Today was a perfect day to drive the Pacific Marine Circle Route: sunshine, breeze and low tide at 10:30 am. This is a loop that starts in Duncan, follows the highway south towards Victoria, and then follows Hwy 14 along the south coast of Vancouver Island, hugging the Juan de Fuca Strait.  It continues to Port Renfrew and back toward Lake Cowichan and back to Duncan.  It’s a winding, hilly road for most part but a beautiful drive. We did this to explore beaches along the coastline. Nicky gave me a book on all the details and places to stop. One day does not do it justice because there is too much to see.  We chose 3 beaches to explore and enjoy the drive. These beaches are better to explore at low tide for the tidal pools and being able to walk further on the beach so having low tide in late morning allowed us to get there and enjoy several beaches.

Our first stop was Otter Point, which we would never have found without the book. Parking is literally a pull off by the side of the road. The view is from high on a cliff. We didn’t venture down on slippery rocks and wet grasses but instead enjoyed the gentle breeze and few waves lapping on the shore far below.

Our second stop was Sandcutter Beach. It was a short walk from the parking lot through deep forest of very tall trees. The forest seems extra lush and large on this coast with lots of interesting tree shapes.

The beach was a combination of pebbles and sand. We realized that these shapes cut by the draining water were very temporal. They would disappear by the next high tide.

The book recommended that we walk along the beach to a waterfall where a stream fell over the rock ledge. So we ventured forth.

We found the waterfall and it was a treat. They were not large, but there were two of them and very pretty, cascading over the rock ledge.

Our third, and favourite, stop was Sombrio Beach. 

This beach is a favourite for surfers. They are known to remove the sign at the highway to reduce the number of people that will see it.  It’s a steepish, gravel, potholed road for about 1.5 km down to the beach. It’s an official provincial park that allows backcountry camping and there were several tents pitched on the beach by the surfers waiting for the right waves.  It was definitely windier at this beach and there were a few surfers out. But, as usual, we saw them sitting waiting for the right wave rather than riding the waves.

The beach here was a cobblestone beach which is pretty because the rounded stones are lovely to look at but harder to walk on.   

The book told us of “Hidden Falls” so we struck out down the beach walking on a combination of hard sand, since tide was still out a bit, and the cobblestones. 

There were some great rock formations in the water and the waves crashing on them was quite mesmerizing.

We found the trail to the falls off the beach.  We had to walk up a stream bed (thank goodness for Gortex shoes!) towards a tall cave formed with sculpted walls, with a tall waterfall cascading at the back.  It was quite magical experience to walk there and enjoy the sound of the falls and the cathedral feeling of the cave.

 

After we returned to the beach, we had lunch watching the waves crash on the rocks and breaking on the beach. 

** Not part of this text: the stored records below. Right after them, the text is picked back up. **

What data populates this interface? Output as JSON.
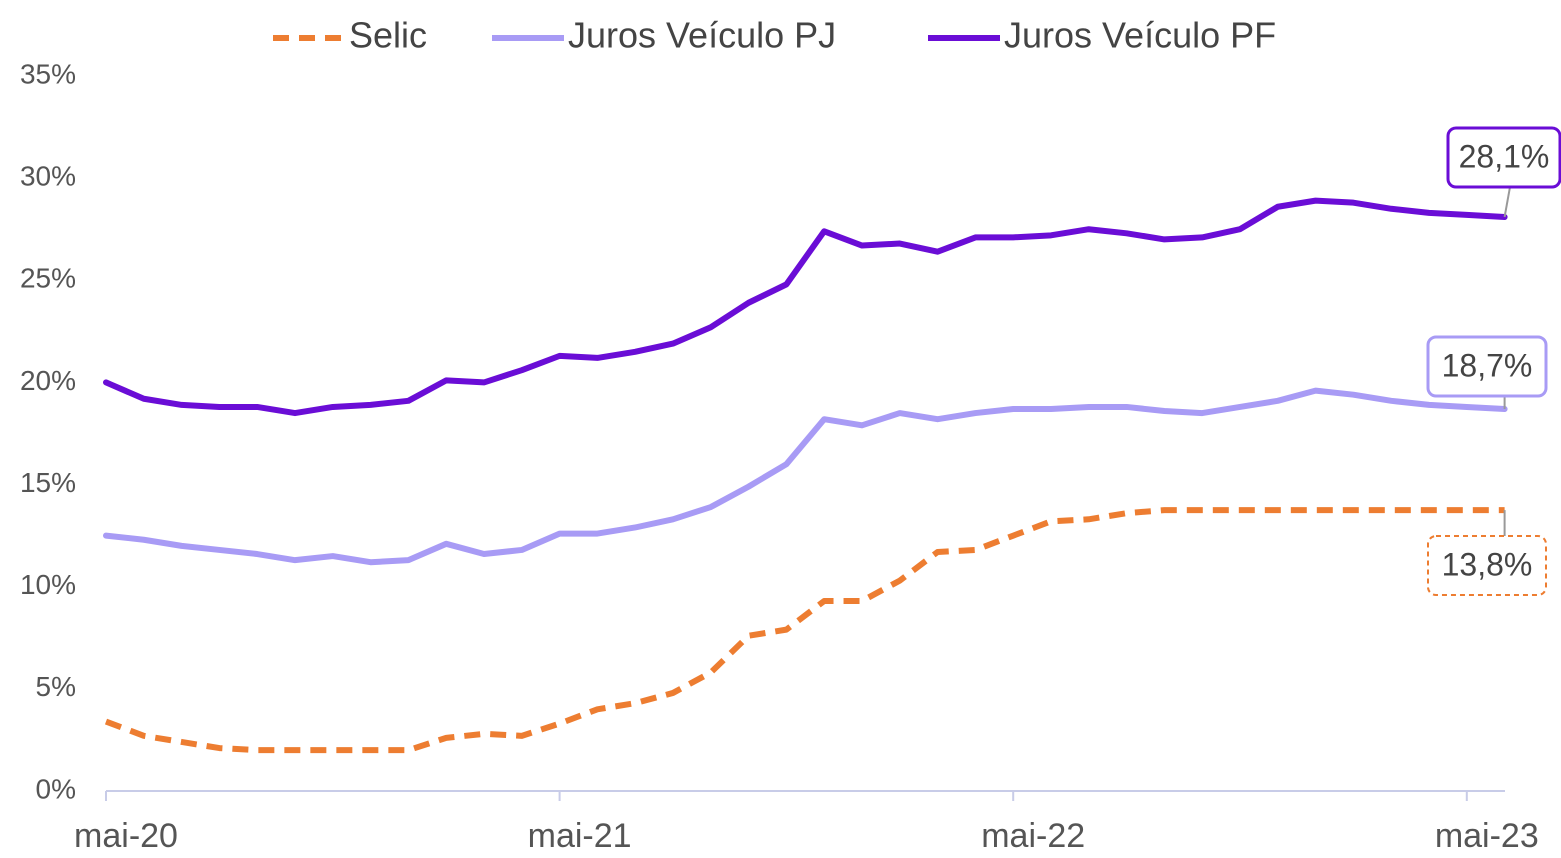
{
  "chart_data": {
    "type": "line",
    "categories": [
      "mai-20",
      null,
      null,
      null,
      null,
      null,
      null,
      null,
      null,
      null,
      null,
      null,
      "mai-21",
      null,
      null,
      null,
      null,
      null,
      null,
      null,
      null,
      null,
      null,
      null,
      "mai-22",
      null,
      null,
      null,
      null,
      null,
      null,
      null,
      null,
      null,
      null,
      null,
      "mai-23",
      null
    ],
    "series": [
      {
        "name": "Selic",
        "color": "#ed7d31",
        "dashed": true,
        "values": [
          3.4,
          2.7,
          2.4,
          2.1,
          2.0,
          2.0,
          2.0,
          2.0,
          2.0,
          2.6,
          2.8,
          2.7,
          3.3,
          4.0,
          4.3,
          4.8,
          5.8,
          7.6,
          7.9,
          9.3,
          9.3,
          10.3,
          11.7,
          11.8,
          12.5,
          13.2,
          13.3,
          13.6,
          13.75,
          13.75,
          13.75,
          13.75,
          13.75,
          13.75,
          13.75,
          13.75,
          13.75,
          13.75
        ],
        "value_labels": [
          null,
          null,
          null,
          null,
          null,
          null,
          null,
          null,
          null,
          null,
          null,
          null,
          null,
          null,
          null,
          null,
          null,
          null,
          null,
          null,
          null,
          null,
          null,
          null,
          null,
          null,
          null,
          null,
          null,
          null,
          null,
          null,
          null,
          null,
          null,
          null,
          null,
          "13,8%"
        ]
      },
      {
        "name": "Juros Veículo PJ",
        "color": "#a89bf5",
        "dashed": false,
        "values": [
          12.5,
          12.3,
          12.0,
          11.8,
          11.6,
          11.3,
          11.5,
          11.2,
          11.3,
          12.1,
          11.6,
          11.8,
          12.6,
          12.6,
          12.9,
          13.3,
          13.9,
          14.9,
          16.0,
          18.2,
          17.9,
          18.5,
          18.2,
          18.5,
          18.7,
          18.7,
          18.8,
          18.8,
          18.6,
          18.5,
          18.8,
          19.1,
          19.6,
          19.4,
          19.1,
          18.9,
          18.8,
          18.7
        ],
        "value_labels": [
          null,
          null,
          null,
          null,
          null,
          null,
          null,
          null,
          null,
          null,
          null,
          null,
          null,
          null,
          null,
          null,
          null,
          null,
          null,
          null,
          null,
          null,
          null,
          null,
          null,
          null,
          null,
          null,
          null,
          null,
          null,
          null,
          null,
          null,
          null,
          null,
          null,
          "18,7%"
        ]
      },
      {
        "name": "Juros Veículo PF",
        "color": "#6a0dd6",
        "dashed": false,
        "values": [
          20.0,
          19.2,
          18.9,
          18.8,
          18.8,
          18.5,
          18.8,
          18.9,
          19.1,
          20.1,
          20.0,
          20.6,
          21.3,
          21.2,
          21.5,
          21.9,
          22.7,
          23.9,
          24.8,
          27.4,
          26.7,
          26.8,
          26.4,
          27.1,
          27.1,
          27.2,
          27.5,
          27.3,
          27.0,
          27.1,
          27.5,
          28.6,
          28.9,
          28.8,
          28.5,
          28.3,
          28.2,
          28.1
        ],
        "value_labels": [
          null,
          null,
          null,
          null,
          null,
          null,
          null,
          null,
          null,
          null,
          null,
          null,
          null,
          null,
          null,
          null,
          null,
          null,
          null,
          null,
          null,
          null,
          null,
          null,
          null,
          null,
          null,
          null,
          null,
          null,
          null,
          null,
          null,
          null,
          null,
          null,
          null,
          "28,1%"
        ]
      }
    ],
    "ylim": [
      0,
      35
    ],
    "yticks": [
      {
        "value": 0,
        "label": "0%"
      },
      {
        "value": 5,
        "label": "5%"
      },
      {
        "value": 10,
        "label": "10%"
      },
      {
        "value": 15,
        "label": "15%"
      },
      {
        "value": 20,
        "label": "20%"
      },
      {
        "value": 25,
        "label": "25%"
      },
      {
        "value": 30,
        "label": "30%"
      },
      {
        "value": 35,
        "label": "35%"
      }
    ],
    "grid": false,
    "legend": "top"
  }
}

On the way back we did some tidal pooling, watching the kelp swaying in and out with the wave action, the small critters, snails, and sea vegetation in the pools.

it was a great day to experience three very different beaches.  There were several that we did not have time for so we will save that for another day.

P.S.

On the way home we found this beautiful cascading river, in a canyon under one of the many bridges we had to cross. It had my favourite color water so I had to take a picture!